After three terms serving as mayor of Canton, Gene Hobgood will swear in Mayor-Elect Bill Grant at Thursday’s Canton City Council meeting. Hobgood will leave behind a mayoral run that saw many changes come to Canton during his time in office, changes he believes helped the city become what it is today.
“When I was first elected, one of the main goals that I had was to revitalize downtown Canton,” Hobgood said. “I think we have come a long way from where we were when I was first elected into office.”
One of the big goals that he had when coming into office was to reduce debt.
“We’ve reduced the debt load substantially,” Hobgood said. “We’ve eliminated the debt on the Canton Theatre, Canton City Hall, the golf course, the YMCA and a handful of the water sewer bonds.”
The banning of retail sale of cats and dogs is another milestone that Hobgood is proud of because of the issues that could come from adopting animals from retailers.
“One thing that I am very proud of is the banning of retail sale of cats and dogs,” Hobgood said. “The idea behind this ban was to discourage puppy mills and to encourage adoption at a local animal shelter. We were the first city in the state of Georgia to do this and since then, every city in Cherokee County has done it.”

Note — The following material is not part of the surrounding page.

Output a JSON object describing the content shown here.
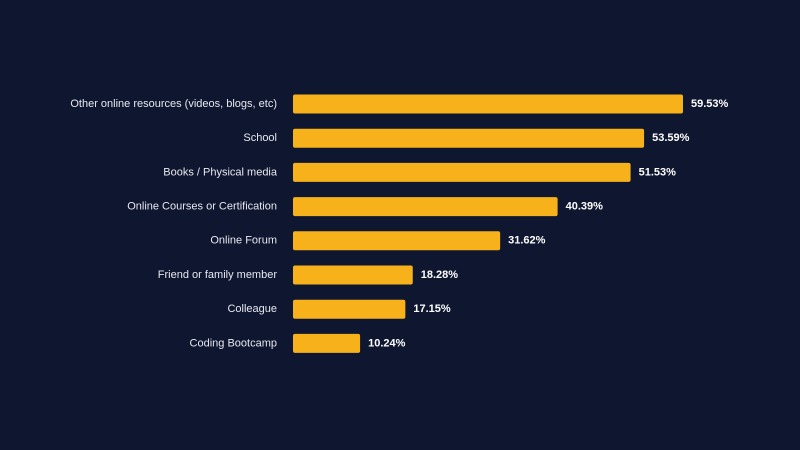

Hobgood said he is also proud of the Farmer’s Market, the preservation of the Cotton Mill offices, the fire department exchange, the banning of smoking on public property and the overall welcoming nature of the downtown area, to name a few.

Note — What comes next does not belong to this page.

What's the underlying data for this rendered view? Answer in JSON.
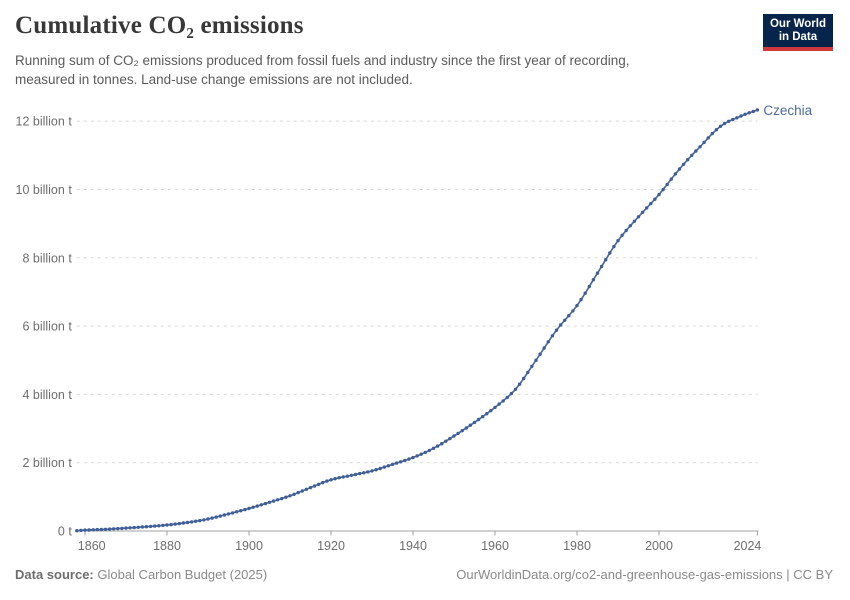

His lifelong connection to Canton and desire to see it grow is one of the reasons why he decided to run for mayor, he said.
Hobgood was born and raised in Canton. He’s lived in Cherokee County his entire life with the exception of his studies at West Georgia College (now a university).
He attended Canton Elementary School and Cherokee High School before going to Reinhardt University. He then went to West Georgia and got a bachelor’s degree in biology and chemistry.
After college, he taught biology at Cherokee High School for a year before going back to West Georgia to earn a masters degree. He then went back to Cherokee High and taught another year of biology, as well as chemistry.
Hobgood was drawn to public service and was elected sole Cherokee County Commissioner and served two terms.
Hobgood said he was eventually talked into running for Mayor of Canton after concerns arose about the houses located along East Main Street. Hobgood wanted to protect the history of the houses and Canton as a whole.
“I ended up winning the election because my opponent dropped out either before or after qualifying ended, I can’t really remember,” Hobgood said.
While he is proud of the accomplishments, he does have a few regrets. One of these regrets involves the Jones Building.
“The Downtown Development Authority is trying to reach developers who may be interested in developing the building,” Hobgood said. “My personal feelings are that the city needs to keep it. I would’ve liked for it to be a cultural arts and activity center.”
Hobgood enjoyed his time spent as mayor of Canton, but he said that it was time to hand over the reigns to someone new.
“I felt that it was time to let somebody else take over who has more energy and a good vision for the city of Canton, 12 years is long enough and I knew I had accomplished almost everything I had set out to do when I decided to run,” Hobgood said.
Now, with his mayoral run coming to an end, Hobgood looks forward to a stress free future.
“I am a general certified property appraiser so I’ll continue to do appraisal work,” Hobgood said. “I also plan on doing some fishing and maybe even some golfing. I’m going to stay busy, but also take some time out to relax.”